A Tribute to Alice Paul

alice-paul

(January 11, 1885 – July 9, 1977)

Lawyer, Suffragist, and Activist in the Struggle for Gender Equality

It is with great sadness that we mark the death Alice Paul, a true advocate for equal rights and one of our most important leaders.  Throughout her 92 years of life and activism, Alice not only witnessed some of the greatest moments in women’s rights history (and, therefore, the history of this nation, but she also played a key role in creating change and raising societal consciousness  regarding the need for full gender equality in the United States.

Indeed, it was Alice who first drafted the amendment we are currently struggling to ratify today.  After her involvement in the women’s suffrage movement led to a victory in 1919, she first publicly presented this new bill in 1923 on the 75th anniversary of the historic Seneca Falls convention.  Originally dubbed the “Lucretia Mott Equal Rights Amendment”, this proposed addition to our nation’s constitution will forever be associated with the person who started and spearheaded our efforts.  Thus, today, we continue in our fight to ratify the “Alice Paul Amendment” in order to secure equal treatment, opportunities, and liberties for American women.

With an educational background that includes degrees from Swarthmore College and the University of Pennsylvania, Alice was truly a visionary who dared to demand that society embrace gender equality.
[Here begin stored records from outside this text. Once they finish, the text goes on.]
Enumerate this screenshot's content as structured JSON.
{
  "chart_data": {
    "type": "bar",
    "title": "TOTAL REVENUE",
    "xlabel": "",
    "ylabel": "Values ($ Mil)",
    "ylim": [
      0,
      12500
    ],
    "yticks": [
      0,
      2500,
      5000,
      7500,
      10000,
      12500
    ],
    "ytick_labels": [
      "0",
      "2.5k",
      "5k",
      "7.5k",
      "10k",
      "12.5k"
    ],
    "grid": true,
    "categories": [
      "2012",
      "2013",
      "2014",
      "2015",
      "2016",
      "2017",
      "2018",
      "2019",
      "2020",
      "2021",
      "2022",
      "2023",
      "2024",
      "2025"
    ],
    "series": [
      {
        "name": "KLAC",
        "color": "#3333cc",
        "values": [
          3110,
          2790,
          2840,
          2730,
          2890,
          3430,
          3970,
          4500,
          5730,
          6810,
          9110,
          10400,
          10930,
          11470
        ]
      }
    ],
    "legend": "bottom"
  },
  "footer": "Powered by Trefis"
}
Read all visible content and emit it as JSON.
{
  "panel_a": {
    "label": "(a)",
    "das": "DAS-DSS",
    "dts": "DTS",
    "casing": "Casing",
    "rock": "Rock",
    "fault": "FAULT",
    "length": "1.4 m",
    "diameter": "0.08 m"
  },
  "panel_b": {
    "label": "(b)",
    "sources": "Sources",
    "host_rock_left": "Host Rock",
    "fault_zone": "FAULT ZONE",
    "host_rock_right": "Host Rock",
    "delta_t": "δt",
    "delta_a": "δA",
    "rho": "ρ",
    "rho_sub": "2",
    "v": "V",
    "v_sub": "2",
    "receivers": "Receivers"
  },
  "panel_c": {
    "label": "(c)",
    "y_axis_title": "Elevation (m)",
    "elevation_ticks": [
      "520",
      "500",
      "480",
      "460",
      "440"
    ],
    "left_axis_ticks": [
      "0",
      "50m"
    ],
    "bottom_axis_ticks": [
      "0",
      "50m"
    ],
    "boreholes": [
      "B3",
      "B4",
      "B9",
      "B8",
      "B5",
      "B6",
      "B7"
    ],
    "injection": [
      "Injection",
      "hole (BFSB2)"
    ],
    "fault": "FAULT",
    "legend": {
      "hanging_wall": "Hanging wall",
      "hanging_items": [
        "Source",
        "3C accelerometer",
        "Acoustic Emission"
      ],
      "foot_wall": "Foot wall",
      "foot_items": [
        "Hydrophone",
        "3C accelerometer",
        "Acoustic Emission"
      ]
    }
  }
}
Her visible efforts to combat the oppression began during her time studying abroad in London, where she was a part of the British women’s suffrage movement. Having been arrested and jailed several times for her extreme level of involvement in this movement, Paul eventually used the same tactics in the struggle to gain women’s suffrage in the U.S. Returning to the States, she served as a member of the National American Woman Suffrage Association (NAWSA), where she was the chair of its congressional committee.

Yet, she eventually left this group to found the more radical Congressional Union for Woman Suffrage with Lucy Burns. Later renamed the National Woman’s Party (NWP), its members picketed the White House in 1917 to convey its message, the first group ever to do so. As a result, Paul was jailed in October and November of that year and then went on a hunger strike to protest this arrest.

Eventually, her hard work and extreme measures inspired many women to take action, and the 19th Amendment of 1920 finally granted American women the right to vote. However, Alice was wise in noting that equal rights for women would not be achieved by simply gaining the right to vote, as crucial as that step was. In 1923, she introduced the first equal rights amendment in Congress to ensure that women and men would be treated equally under the law in every possible regard.

Though she did get an equal rights affirmation in the preamble to the United Nations charter, Alice did not live to see the Equal Rights Amendment become a part of the U.S. Constitution. Until she suffered from a severe stroke in 1974, Alice Paul continued to lead our movement’s fight for the equal rights amendment. She died on July 9, 1977, in Moorestown, New Jersey, but her indefatigable spirit and intense commitment to the promise of an equal society will continue to guide our struggle to ratify the ERA and render gender inequality illegal.